Tuesday, May 6, 2008

Victor Horta, Belgium, Art Nouveau, Stairway, Tassel House depicts a beautiful sense of transitioning from the modern world to postmodern art. The curvature and the design is common to art nouveau. All of these features appeared strikingly original for its time. It think what most strikes me about this piece is the use of lighting and color. How the yellows blend into the orange reds at the bottom on the walls. The gold curves painted on the bottom half of the wall and the curves all along the bottom of the floor. He “integrates” all of these elements to unify his masterpiece and changed the direction of interior design.

I absolutely love Gustave Klimt’s The Kiss, his use of Gold, (creating his own Gold style) and how the two lovers passionately engage in a kiss—there is a feeling of intimacy and longing to be together. Though the woman’s expression seems blank, the way her head lays upon her shoulder, it seems as though she is embracing the moment, and her arm is wrapped around them. The moment for these two is pure bliss. He has interesting use of patterns on the gold. He wears black and white rectangles while she has a circular pattern on her side of their “cocoon” as they move closer to the edge, which also gives a sense of uneasiness. Overall, the effect is a passionate one. I love it, absolutely beautiful.
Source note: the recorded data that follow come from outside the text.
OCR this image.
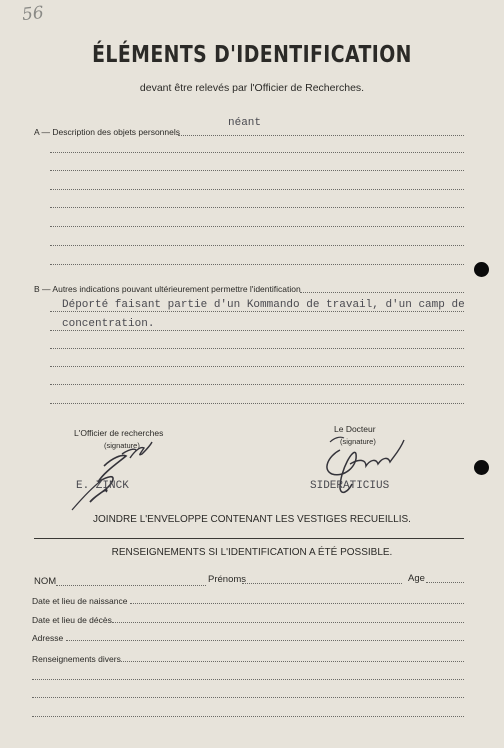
56
ÉLÉMENTS D'IDENTIFICATION
devant être relevés par l'Officier de Recherches.
A — Description des objets personnels
néant
B — Autres indications pouvant ultérieurement permettre l'identification
Déporté faisant partie d'un Kommando de travail, d'un camp de
concentration.
L'Officier de recherches
(signature)
E. ZINCK
Le Docteur
(signature)
SIDERATICIUS
JOINDRE L'ENVELOPPE CONTENANT LES VESTIGES RECUEILLIS.
RENSEIGNEMENTS SI L'IDENTIFICATION A ÉTÉ POSSIBLE.
NOM	Prénoms	Age
Date et lieu de naissance
Date et lieu de décès
Adresse
Renseignements divers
Unfortunately, I dis-like the more modern looking poster works, like that of Henri Toulouse Lautrec, Jane Avril, France. Lautrec suffered from disease that left him handicap and short. He was very interested, despite these ailments, in the night life in France, at various cafĂ©’s, dance halls, and brothels. He designed posters to advertise the entertainment to the middle class. Jane Avril depicts a woman wearing a highdress and dancing on stage and in the foreground a bass player strums his music. It is obvious that we are audience looking at this woman, who may presumably be a prostitute. He grabs his audience by making them the viewer and her—the subject that is viewed. I think overall this is an interesting tactic, but I think that the print itself in unattractive. It is modeled after anti-naturalistic Japanese woodblock prints, which in my opinion lack serious color and vivid imagery.

I don’t care too much for Picasso. I think the idea of Cubism is cool, at least the analytical part of it. I like the idea of taking a piece of art and looking at it from all angles and then creating a representation of from various points of view. I think that Georges Braque, however, does this in a more tasteful fashion than Picasso, in Violin and Palette. It’s monochromatic scale even gives it an interesting sense of connectedness through all of the confusion within the painting.